Eduardo Cotrim
Abre-se parêntese para manifestar um completo desconhecimento dos motivos pelos quais as coisas mais antigas se encontram enterradas. A Geologia e a Astrofísica poderiam explicar melhor aos leigos se o mundo ganha terra e diâmetro com o passar do tempo ou se o solo simplesmente engole aos poucos por gravidade tudo o que se põe na superfície do planeta.
Dito isto, busca-se qual seria a estética da cultura contemporânea legitimamente brasileira. É possível que tudo seja respondido daqui a algum tempo pela arqueologia, mas nesse caso, a estética que se procura agora já não será mais contemporânea e nunca a conheceríamos.

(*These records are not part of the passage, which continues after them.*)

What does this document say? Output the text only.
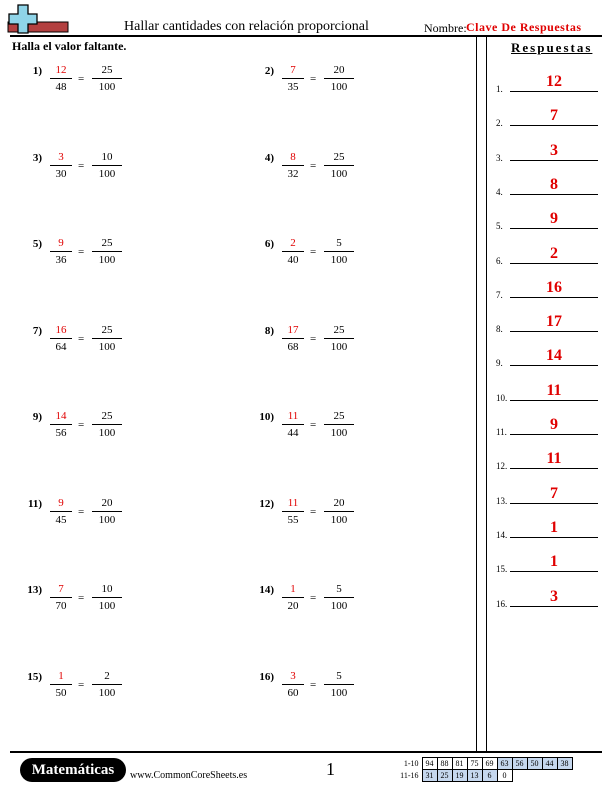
Hallar cantidades con relación proporcional	Nombre: Clave De Respuestas
Halla el valor faltante.
1)	12
48
=
25
100
2)	7
35
=
20
100
3)	3
30
=
10
100
4)	8
32
=
25
100
5)	9
36
=
25
100
6)	2
40
=
5
100
7)	16
64
=
25
100
8)	17
68
=
25
100
9)	14
56
=
25
100
10)	11
44
=
25
100
11)	9
45
=
20
100
12)	11
55
=
20
100
13)	7
70
=
10
100
14)	1
20
=
5
100
15)	1
50
=
2
100
16)	3
60
=
5
100
Respuestas
1.	12
2.	7
3.	3
4.	8
5.	9
6.	2
7.	16
8.	17
9.	14
10.	11
11.	9
12.	11
13.	7
14.	1
15.	1
16.	3
Matemáticas	www.CommonCoreSheets.es	1	1-10	94	88	81	75	69	63	56	50	44	38
11-16	31	25	19	13	6	0				
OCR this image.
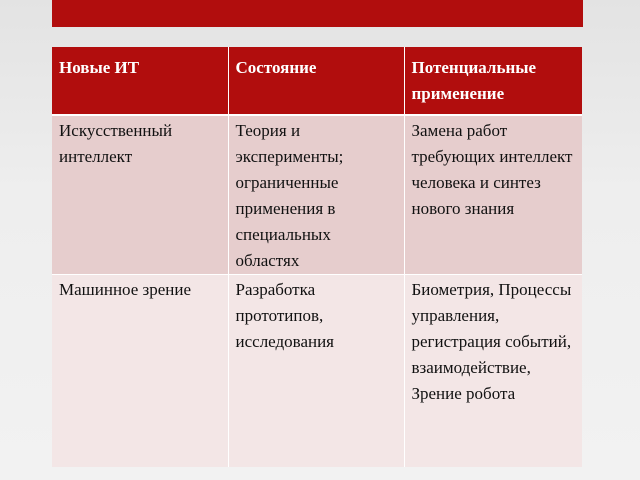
Новые ИТ	Состояние	Потенциальные применение
Искусственный интеллект	Теория и эксперименты; ограниченные применения в специальных областях	Замена работ требующих интеллект человека и синтез нового знания
Машинное зрение	Разработка прототипов, исследования	Биометрия, Процессы управления, регистрация событий, взаимодействие, Зрение робота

Resta saber se futuros historiadores da cidade, antes mesmo das escavações, reivindicarão as vielas orgânicas dos antigos morros cariocas, aos modelos em escala 1:1 das favelas expostas nos stands dos antigos parques temáticos dos Estados Unidos e Japão. Ou se os telhados de fibra vegetal teriam sido introduzidos no Alto Xingu pelos resorts de Angra dos Reis. Que a história não seja nublada nem enterrada.
A Zona Norte do Rio é uma das coisas que se encontram na superfície do planeta. Tem vernáculos na memória coletiva carioca de cores, padrões construtivos, vozes, modos de conviver em vizinhança, letras e ritmos. Não seríamos a elite esclarecida carioca contemporânea, aquela que construiria, numa analogia sombria, nobres arquiteturas hispânicas sobre as cidades incas, não soterradas, mas pisoteadas.
A alma do lado pobre da Zona Norte, que migrou do Centro da Cidade e por tabela, dos tupis, de Santo Antônio do Zaire, de Lisboa, das cidades mouras, gregas, fenícias é a espécie de patrimônio que faz com que não se entenda como Pixinguinha compôs tamanhas músicas dissonantes e harmônicas ou como três andorinhas de cerâmica vitrificadas na varanda sobre fundo verde claro constroem lugares do nada.
O certo é que a porção do Rio de Janeiro dependendo dos ventos ou da flacidez do terreno – com a palavra os geólogos e astrofísicos – estará injustamente abaixo dos pisos inexpressivos das garagens dos espigões, se nós contemporâneos de amanhã, não nos dermos hoje por conta.
Criar oportunidades para que as atratividades da Zona Norte venham a ser de fato percebidas, desfrutadas a qualquer hora do dia e da noite, emergidas como patrimônio da cidade, resgatadas dos morros com melhores espaços de convívio, dos asfaltos das andorinhas, exigiria possivelmente algumas poucas revisões urbanísticas, alguns investimentos públicos e privados, alguns ensaios, mas, sobretudo, uma boa dose da melhor sinergia carioca de vontade, criatividade e bom humor.